The third-quarter revenue for Hertz stood at $2.6 billion, which remained steady year over year as the company maintained a disciplined approach to capacity, focusing on high-value, premium rental channels. This commercial strategy allowed Hertz to stabilize revenue per unit (RPU) while controlling volume in lower-yield channels.
However, the cost of maintaining this strategy was a significant increase in vehicle depreciation, which totaled $937 million for the quarter, contributing to Hertz’s adjusted corporate EBITDA of negative $157 million.
Gil West, CEO of Hertz, acknowledged the challenges while remaining confident in the company’s strategic direction. “In the third quarter, we continued executing on our efforts to implement our transformation, focusing on our back-to-basics strategy to deliver sustainable, long-term returns for shareholders. Our team’s commitment to both our customers and our strategic objectives was evident throughout the summer.”
As Hertz proceeds with its operational transformation, it has accelerated its fleet rotation, expecting the process to be substantially complete by the end of 2025. This initiative, aimed at modernizing the fleet, contributed to a sharp rise in vehicle depreciation per unit (DPU), which hit $537 for Q3 2024. Hertz anticipates that as the fleet rotation stabilizes, DPU should return to below $300, improving the company’s financial performance.

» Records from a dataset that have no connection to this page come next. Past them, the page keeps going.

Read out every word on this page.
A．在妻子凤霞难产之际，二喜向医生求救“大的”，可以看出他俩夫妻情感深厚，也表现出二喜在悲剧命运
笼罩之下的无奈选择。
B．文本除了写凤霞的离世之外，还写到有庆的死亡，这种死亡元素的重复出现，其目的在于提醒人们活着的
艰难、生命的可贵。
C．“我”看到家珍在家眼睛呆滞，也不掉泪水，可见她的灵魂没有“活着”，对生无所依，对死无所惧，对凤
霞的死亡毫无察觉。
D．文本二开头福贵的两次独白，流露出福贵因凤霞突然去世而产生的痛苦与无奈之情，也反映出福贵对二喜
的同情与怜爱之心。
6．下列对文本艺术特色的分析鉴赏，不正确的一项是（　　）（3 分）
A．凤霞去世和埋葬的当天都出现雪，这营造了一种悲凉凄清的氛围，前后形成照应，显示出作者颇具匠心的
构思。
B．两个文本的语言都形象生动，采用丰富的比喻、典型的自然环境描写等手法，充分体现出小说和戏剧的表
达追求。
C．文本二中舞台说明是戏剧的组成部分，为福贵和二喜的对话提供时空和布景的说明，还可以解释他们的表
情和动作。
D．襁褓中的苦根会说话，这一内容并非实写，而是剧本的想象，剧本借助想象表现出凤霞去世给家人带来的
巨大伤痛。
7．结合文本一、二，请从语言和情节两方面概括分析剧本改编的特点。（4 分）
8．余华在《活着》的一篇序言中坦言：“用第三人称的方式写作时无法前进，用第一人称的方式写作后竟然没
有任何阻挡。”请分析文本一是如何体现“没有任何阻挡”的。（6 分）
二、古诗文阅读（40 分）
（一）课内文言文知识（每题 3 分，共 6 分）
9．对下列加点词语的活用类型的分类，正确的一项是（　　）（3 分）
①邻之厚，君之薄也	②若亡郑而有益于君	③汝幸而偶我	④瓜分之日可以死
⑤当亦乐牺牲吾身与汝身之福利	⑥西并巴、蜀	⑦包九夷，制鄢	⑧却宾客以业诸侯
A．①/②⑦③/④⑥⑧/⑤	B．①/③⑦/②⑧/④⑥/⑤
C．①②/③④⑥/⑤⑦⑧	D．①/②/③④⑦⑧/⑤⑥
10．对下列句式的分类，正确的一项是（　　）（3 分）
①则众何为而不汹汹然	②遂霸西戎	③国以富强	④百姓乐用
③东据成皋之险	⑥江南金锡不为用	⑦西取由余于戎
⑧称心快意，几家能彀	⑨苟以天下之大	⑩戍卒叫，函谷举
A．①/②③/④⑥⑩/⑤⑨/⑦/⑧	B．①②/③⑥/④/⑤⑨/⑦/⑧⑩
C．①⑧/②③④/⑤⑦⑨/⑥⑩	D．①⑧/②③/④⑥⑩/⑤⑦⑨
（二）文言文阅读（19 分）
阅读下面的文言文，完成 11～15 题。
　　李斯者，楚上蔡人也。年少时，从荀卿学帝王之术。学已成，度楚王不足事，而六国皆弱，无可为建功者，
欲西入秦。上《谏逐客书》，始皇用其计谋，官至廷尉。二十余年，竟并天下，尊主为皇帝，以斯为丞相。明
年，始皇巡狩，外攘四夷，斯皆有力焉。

Direct vehicle and operating expenses (DOE) saw a slight decrease due to lower transaction volume, although this was partially offset by rising insurance and licensing costs. Per transaction day, DOE increased by 2% year over year but decreased by 2% from the previous quarter, indicating progress in cost control. Structural operational efficiencies remain a key focus, with Hertz targeting further improvements in unit costs in the coming quarters.
Adjusted corporate EBITDA, a core metric reflecting the company’s profitability, was negative $157 million, a stark contrast to the positive EBITDA recorded in the same period last year. This downturn was primarily driven by increased vehicle depreciation costs tied to the fleet rotation initiative. Despite this setback, Hertz is optimistic that completing the fleet rotation will lead to normalized costs and better financial results in the future.

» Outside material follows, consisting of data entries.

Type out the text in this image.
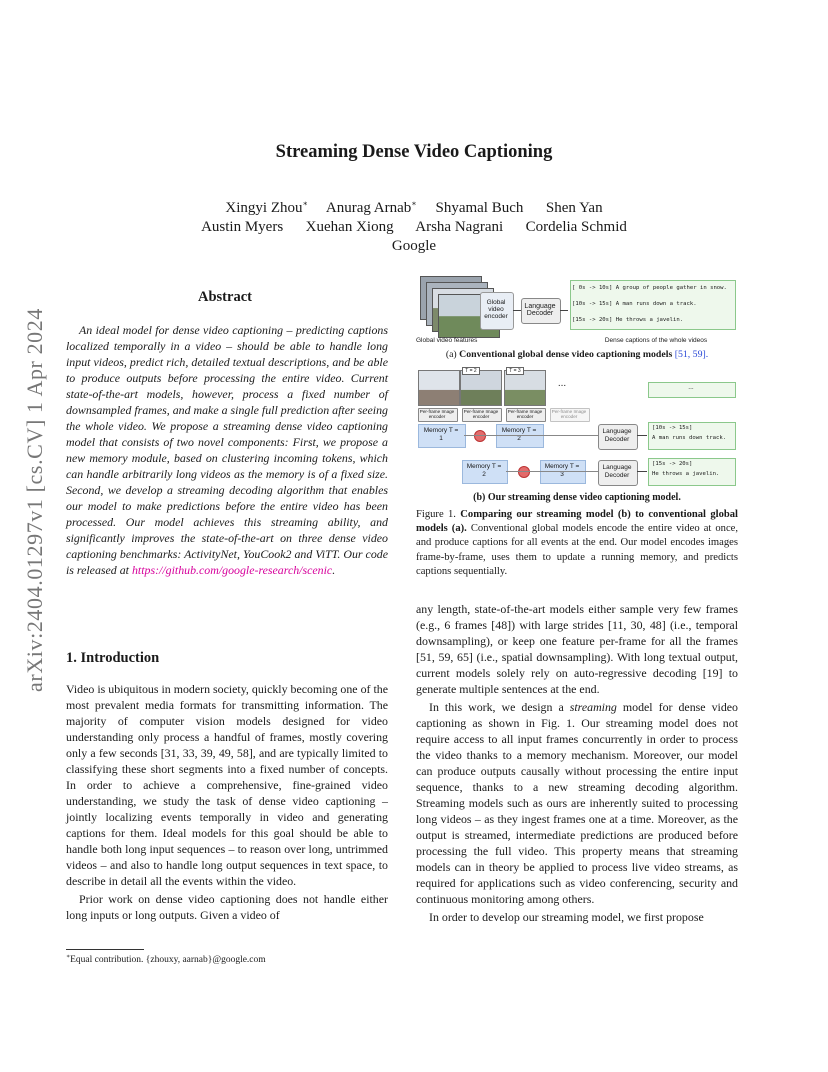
Streaming Dense Video Captioning
Xingyi Zhou∗ Anurag Arnab∗ Shyamal Buch Shen Yan
Austin Myers Xuehan Xiong Arsha Nagrani Cordelia Schmid
Google
arXiv:2404.01297v1 [cs.CV] 1 Apr 2024
Abstract

An ideal model for dense video captioning – predicting captions localized temporally in a video – should be able to handle long input videos, predict rich, detailed textual descriptions, and be able to produce outputs before processing the entire video. Current state-of-the-art models, however, process a fixed number of downsampled frames, and make a single full prediction after seeing the whole video. We propose a streaming dense video captioning model that consists of two novel components: First, we propose a new memory module, based on clustering incoming tokens, which can handle arbitrarily long videos as the memory is of a fixed size. Second, we develop a streaming decoding algorithm that enables our model to make predictions before the entire video has been processed. Our model achieves this streaming ability, and significantly improves the state-of-the-art on three dense video captioning benchmarks: ActivityNet, YouCook2 and ViTT. Our code is released at https://github.com/google-research/scenic.

1. Introduction

Video is ubiquitous in modern society, quickly becoming one of the most prevalent media formats for transmitting information. The majority of computer vision models designed for video understanding only process a handful of frames, mostly covering only a few seconds [31, 33, 39, 49, 58], and are typically limited to classifying these short segments into a fixed number of concepts. In order to achieve a comprehensive, fine-grained video understanding, we study the task of dense video captioning – jointly localizing events temporally in video and generating captions for them. Ideal models for this goal should be able to handle both long input sequences – to reason over long, untrimmed videos – and also to handle long output sequences in text space, to describe in detail all the events within the video.

Prior work on dense video captioning does not handle either long inputs or long outputs. Given a video of

∗Equal contribution. {zhouxy, aarnab}@google.com
Global video encoder
Language Decoder
[ 0s -> 10s] A group of people gather in snow.
[10s -> 15s] A man runs down a track.
[15s -> 20s] He throws a javelin.
Global video features	Dense captions of the whole videos
(a) Conventional global dense video captioning models [51, 59].
T = 2	T = 3
...
Per-frame Image encoder
Per-frame Image encoder
Per-frame Image encoder
Per-frame Image encoder
Memory T = 1
Memory T = 2
Memory T = 2
Memory T = 3
Language Decoder
Language Decoder
...
[10s -> 15s]
A man runs down track.
[15s -> 20s]
He throws a javelin.
(b) Our streaming dense video captioning model.
Figure 1. Comparing our streaming model (b) to conventional global models (a). Conventional global models encode the entire video at once, and produce captions for all events at the end. Our model encodes images frame-by-frame, uses them to update a running memory, and predicts captions sequentially.

any length, state-of-the-art models either sample very few frames (e.g., 6 frames [48]) with large strides [11, 30, 48] (i.e., temporal downsampling), or keep one feature per-frame for all the frames [51, 59, 65] (i.e., spatial downsampling). With long textual output, current models solely rely on auto-regressive decoding [19] to generate multiple sentences at the end.

In this work, we design a streaming model for dense video captioning as shown in Fig. 1. Our streaming model does not require access to all input frames concurrently in order to process the video thanks to a memory mechanism. Moreover, our model can produce outputs causally without processing the entire input sequence, thanks to a new streaming decoding algorithm. Streaming models such as ours are inherently suited to processing long videos – as they ingest frames one at a time. Moreover, as the output is streamed, intermediate predictions are produced before processing the full video. This property means that streaming models can in theory be applied to process live video streams, as required for applications such as video conferencing, security and continuous monitoring among others.

In order to develop our streaming model, we first propose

Corporate liquidity stood at $1.6 billion at the end of September 2024, positioning Hertz with a solid cash buffer as it navigates these financial challenges. The company recorded GAAP operating cash flow of $894 million, although adjusted free cash outflow was $154 million for the quarter.
Hertz’s long-term strategy aims to reposition the company by focusing on sustainable operations and value-driven growth. With the transformation expected to conclude by the end of 2025, Hertz is working towards a more streamlined business model that can deliver consistent returns for shareholders. While challenges remain, the company’s leadership remains committed to achieving its goals and stabilizing performance.